The whole thing is outrageous. I have an autistic 8 year old, please believe me, I know the sheer frustration of it all. I can’t see a scenario in which pushing any child at all against a wall and telling them you hate them is acceptable. He needs to seek help. I can’t see how everyone on this thread finds it all so understandable! I totally get that you’ve realised that slapping her was unacceptable, but still this should never have happened at all. Ever. You both need strategies to manage your own selves, not just your daughter but your reaction to her.

StoppinBy · 07/01/2019 23:56

@thewaronpeace don't take one sentence of my post and repost it like that, it is now out of context.

I come from abusive parents.... my default parenting method when I get to snapping point is to repeat that behaviour.... every single day I need to work hard to parent in a calm manner.... every....single....day. That is why I find it, not excusable but understandable. Perhaps OP and her husband had great parents but I always think people who push/hit their children probably had the same done to them as kids.

Some of us were raised with shitty parents who ingrained shitty parenting methods in us from day dot, it is a fight to throw those off. I am going to assume that your parents were not abusive to you and so you have no understanding of that constant battle, which is actually a good thing, it must make life much easier when you actually have an example of what you should do in tough times.

I do fight against it as not only do I want my children to be raised with love, not hate and anger but I want them to also have the default setting of love and not anger when it comes to their children.
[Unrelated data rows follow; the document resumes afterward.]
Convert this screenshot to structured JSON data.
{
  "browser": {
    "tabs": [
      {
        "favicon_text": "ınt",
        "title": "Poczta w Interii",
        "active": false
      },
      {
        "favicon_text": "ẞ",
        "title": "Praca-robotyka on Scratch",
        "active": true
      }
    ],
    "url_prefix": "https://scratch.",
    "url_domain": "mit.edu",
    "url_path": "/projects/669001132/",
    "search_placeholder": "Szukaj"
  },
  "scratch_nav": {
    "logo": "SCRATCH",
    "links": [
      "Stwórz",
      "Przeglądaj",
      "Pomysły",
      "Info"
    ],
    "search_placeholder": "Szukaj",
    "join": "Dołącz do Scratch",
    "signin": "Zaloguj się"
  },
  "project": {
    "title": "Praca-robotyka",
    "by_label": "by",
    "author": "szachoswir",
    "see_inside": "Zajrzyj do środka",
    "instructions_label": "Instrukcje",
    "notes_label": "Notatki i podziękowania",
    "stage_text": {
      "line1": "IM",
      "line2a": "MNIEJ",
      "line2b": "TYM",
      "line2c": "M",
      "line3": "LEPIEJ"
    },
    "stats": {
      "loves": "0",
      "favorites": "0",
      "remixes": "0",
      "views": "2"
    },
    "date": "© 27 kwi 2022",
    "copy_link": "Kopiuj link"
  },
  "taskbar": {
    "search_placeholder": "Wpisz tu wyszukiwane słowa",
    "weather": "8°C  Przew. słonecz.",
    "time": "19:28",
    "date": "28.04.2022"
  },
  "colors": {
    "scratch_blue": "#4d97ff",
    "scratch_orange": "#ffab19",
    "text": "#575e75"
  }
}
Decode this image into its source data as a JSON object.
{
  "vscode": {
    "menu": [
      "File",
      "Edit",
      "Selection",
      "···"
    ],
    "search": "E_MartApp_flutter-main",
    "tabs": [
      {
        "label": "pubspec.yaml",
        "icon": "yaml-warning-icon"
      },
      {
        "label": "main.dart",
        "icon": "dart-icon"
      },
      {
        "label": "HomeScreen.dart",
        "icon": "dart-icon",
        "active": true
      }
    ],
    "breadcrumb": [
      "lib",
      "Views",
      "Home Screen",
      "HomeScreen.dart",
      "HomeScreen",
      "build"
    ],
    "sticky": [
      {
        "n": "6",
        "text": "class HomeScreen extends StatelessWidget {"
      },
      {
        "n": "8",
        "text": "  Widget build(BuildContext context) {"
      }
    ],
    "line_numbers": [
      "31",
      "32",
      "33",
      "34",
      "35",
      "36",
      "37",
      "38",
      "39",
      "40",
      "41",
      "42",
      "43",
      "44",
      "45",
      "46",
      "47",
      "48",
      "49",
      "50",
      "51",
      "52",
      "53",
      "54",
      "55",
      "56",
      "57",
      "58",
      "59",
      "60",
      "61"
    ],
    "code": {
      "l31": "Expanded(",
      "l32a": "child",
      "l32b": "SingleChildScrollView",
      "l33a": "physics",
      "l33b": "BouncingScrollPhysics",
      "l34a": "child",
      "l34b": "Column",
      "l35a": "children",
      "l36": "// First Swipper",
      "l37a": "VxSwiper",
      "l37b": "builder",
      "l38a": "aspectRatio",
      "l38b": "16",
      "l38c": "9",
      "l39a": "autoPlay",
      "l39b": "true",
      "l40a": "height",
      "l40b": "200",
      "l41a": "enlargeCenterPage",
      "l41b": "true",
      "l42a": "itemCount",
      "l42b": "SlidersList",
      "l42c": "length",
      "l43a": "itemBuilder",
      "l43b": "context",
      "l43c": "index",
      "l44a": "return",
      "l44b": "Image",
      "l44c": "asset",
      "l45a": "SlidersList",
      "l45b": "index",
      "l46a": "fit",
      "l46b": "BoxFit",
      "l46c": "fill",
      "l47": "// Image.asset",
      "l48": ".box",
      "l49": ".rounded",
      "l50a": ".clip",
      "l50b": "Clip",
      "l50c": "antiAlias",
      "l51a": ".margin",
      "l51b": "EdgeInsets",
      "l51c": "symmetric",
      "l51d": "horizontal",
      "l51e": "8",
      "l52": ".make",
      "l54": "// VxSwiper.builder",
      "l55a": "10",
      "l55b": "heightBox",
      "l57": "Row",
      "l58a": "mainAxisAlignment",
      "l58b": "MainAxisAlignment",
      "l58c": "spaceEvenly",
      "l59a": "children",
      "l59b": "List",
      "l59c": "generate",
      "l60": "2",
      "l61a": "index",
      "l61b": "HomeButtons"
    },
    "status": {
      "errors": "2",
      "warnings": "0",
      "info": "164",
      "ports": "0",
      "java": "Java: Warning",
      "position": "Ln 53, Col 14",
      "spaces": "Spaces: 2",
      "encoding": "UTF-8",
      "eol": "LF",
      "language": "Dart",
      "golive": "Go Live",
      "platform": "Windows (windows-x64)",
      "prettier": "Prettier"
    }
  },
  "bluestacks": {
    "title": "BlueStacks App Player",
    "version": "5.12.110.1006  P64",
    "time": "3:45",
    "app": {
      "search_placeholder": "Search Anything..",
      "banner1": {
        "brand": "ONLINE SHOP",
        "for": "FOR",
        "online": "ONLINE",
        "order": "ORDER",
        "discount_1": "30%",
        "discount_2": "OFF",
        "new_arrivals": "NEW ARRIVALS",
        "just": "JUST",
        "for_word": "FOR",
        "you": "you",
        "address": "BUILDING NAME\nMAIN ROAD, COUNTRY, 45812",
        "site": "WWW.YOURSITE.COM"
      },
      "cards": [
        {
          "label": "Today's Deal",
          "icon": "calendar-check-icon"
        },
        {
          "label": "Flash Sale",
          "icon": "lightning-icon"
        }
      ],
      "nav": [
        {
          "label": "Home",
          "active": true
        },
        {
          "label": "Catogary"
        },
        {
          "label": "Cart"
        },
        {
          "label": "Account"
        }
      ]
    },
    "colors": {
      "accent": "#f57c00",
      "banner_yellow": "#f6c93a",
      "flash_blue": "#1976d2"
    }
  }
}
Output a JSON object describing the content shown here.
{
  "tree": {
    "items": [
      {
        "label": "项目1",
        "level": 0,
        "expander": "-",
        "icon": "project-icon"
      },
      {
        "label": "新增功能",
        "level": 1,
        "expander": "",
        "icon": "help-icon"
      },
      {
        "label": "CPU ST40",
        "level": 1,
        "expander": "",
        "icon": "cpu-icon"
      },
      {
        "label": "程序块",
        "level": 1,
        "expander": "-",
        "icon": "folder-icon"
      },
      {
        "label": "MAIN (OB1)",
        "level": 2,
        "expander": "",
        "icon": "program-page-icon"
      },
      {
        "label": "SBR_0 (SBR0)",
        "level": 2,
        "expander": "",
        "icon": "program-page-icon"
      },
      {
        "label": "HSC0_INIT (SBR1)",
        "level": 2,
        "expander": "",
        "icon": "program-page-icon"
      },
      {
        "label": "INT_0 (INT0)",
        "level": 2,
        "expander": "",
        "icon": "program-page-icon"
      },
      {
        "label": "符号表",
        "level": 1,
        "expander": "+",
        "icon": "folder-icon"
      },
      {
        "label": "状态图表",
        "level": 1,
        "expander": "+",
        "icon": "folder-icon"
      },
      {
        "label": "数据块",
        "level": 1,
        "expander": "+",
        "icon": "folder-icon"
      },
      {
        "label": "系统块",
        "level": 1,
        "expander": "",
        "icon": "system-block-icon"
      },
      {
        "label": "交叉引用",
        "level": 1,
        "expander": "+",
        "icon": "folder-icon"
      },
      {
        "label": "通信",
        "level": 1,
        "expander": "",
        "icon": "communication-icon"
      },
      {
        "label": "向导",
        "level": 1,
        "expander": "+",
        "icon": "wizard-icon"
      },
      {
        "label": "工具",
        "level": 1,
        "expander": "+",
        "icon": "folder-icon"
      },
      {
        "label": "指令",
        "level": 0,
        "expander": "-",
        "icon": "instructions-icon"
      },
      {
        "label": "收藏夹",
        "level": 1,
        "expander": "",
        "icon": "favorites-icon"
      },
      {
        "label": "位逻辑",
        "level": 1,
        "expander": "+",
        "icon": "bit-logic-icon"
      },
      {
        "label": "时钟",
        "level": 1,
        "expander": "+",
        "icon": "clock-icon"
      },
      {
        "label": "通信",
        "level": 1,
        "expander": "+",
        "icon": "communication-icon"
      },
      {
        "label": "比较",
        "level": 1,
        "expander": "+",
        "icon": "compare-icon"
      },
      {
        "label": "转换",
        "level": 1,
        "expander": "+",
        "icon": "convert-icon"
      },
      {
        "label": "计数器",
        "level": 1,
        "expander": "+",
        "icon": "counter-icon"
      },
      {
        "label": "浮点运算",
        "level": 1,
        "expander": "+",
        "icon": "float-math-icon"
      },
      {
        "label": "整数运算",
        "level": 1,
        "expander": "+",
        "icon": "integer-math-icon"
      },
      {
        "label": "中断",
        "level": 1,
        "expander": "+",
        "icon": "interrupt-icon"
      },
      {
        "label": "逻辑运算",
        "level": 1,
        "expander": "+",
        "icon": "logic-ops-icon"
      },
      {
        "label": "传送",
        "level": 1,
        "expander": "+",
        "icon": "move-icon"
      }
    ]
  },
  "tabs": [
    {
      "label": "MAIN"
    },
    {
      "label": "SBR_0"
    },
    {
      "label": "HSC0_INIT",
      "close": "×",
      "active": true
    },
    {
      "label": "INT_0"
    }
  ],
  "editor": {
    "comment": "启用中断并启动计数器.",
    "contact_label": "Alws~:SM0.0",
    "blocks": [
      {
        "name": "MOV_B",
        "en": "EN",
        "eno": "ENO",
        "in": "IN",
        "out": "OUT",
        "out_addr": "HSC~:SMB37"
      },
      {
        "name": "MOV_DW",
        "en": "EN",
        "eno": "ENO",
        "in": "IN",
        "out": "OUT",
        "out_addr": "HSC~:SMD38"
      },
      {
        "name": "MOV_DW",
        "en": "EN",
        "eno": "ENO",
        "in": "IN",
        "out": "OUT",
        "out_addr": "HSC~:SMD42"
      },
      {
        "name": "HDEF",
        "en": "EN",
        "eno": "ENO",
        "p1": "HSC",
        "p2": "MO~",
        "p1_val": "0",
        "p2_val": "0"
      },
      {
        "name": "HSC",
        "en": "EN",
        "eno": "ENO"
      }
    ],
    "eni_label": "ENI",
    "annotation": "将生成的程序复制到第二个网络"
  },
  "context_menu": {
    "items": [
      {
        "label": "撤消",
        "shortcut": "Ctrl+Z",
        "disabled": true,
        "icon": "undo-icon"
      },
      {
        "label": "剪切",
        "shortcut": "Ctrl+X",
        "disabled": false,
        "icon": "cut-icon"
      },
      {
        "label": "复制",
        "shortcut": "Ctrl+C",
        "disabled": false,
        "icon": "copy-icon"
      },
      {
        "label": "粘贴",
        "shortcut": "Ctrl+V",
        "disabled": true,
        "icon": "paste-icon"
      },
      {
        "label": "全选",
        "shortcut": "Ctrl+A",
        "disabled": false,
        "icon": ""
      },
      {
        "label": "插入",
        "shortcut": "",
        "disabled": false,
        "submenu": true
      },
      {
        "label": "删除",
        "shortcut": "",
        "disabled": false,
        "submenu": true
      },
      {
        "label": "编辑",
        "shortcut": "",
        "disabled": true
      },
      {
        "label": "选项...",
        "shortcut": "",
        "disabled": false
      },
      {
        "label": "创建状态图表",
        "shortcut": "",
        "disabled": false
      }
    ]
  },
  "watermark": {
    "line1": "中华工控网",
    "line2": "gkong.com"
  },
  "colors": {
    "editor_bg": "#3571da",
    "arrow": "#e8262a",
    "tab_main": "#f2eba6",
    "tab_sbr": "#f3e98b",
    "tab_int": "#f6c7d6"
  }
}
Life isn't black and white, there are lots of grey areas in between.

indecisivepigeon · 08/01/2019 00:05

@jennifer124

The situation you described about your children crying and your dd8 getting into the bathroom to claw and scratch your dd10 sounds incredibly stressful for all of you. The screaming and shrieking alone would drive me to distraction. You’re right that you made a bad decision and I don’t think people should lambast you for that. It’s easy to say what we would do but in the situation it’s much more fraught and unpredictable. Don’t give yourself a hard time.

Speak to your husband about acceptable ways to manage your daughter.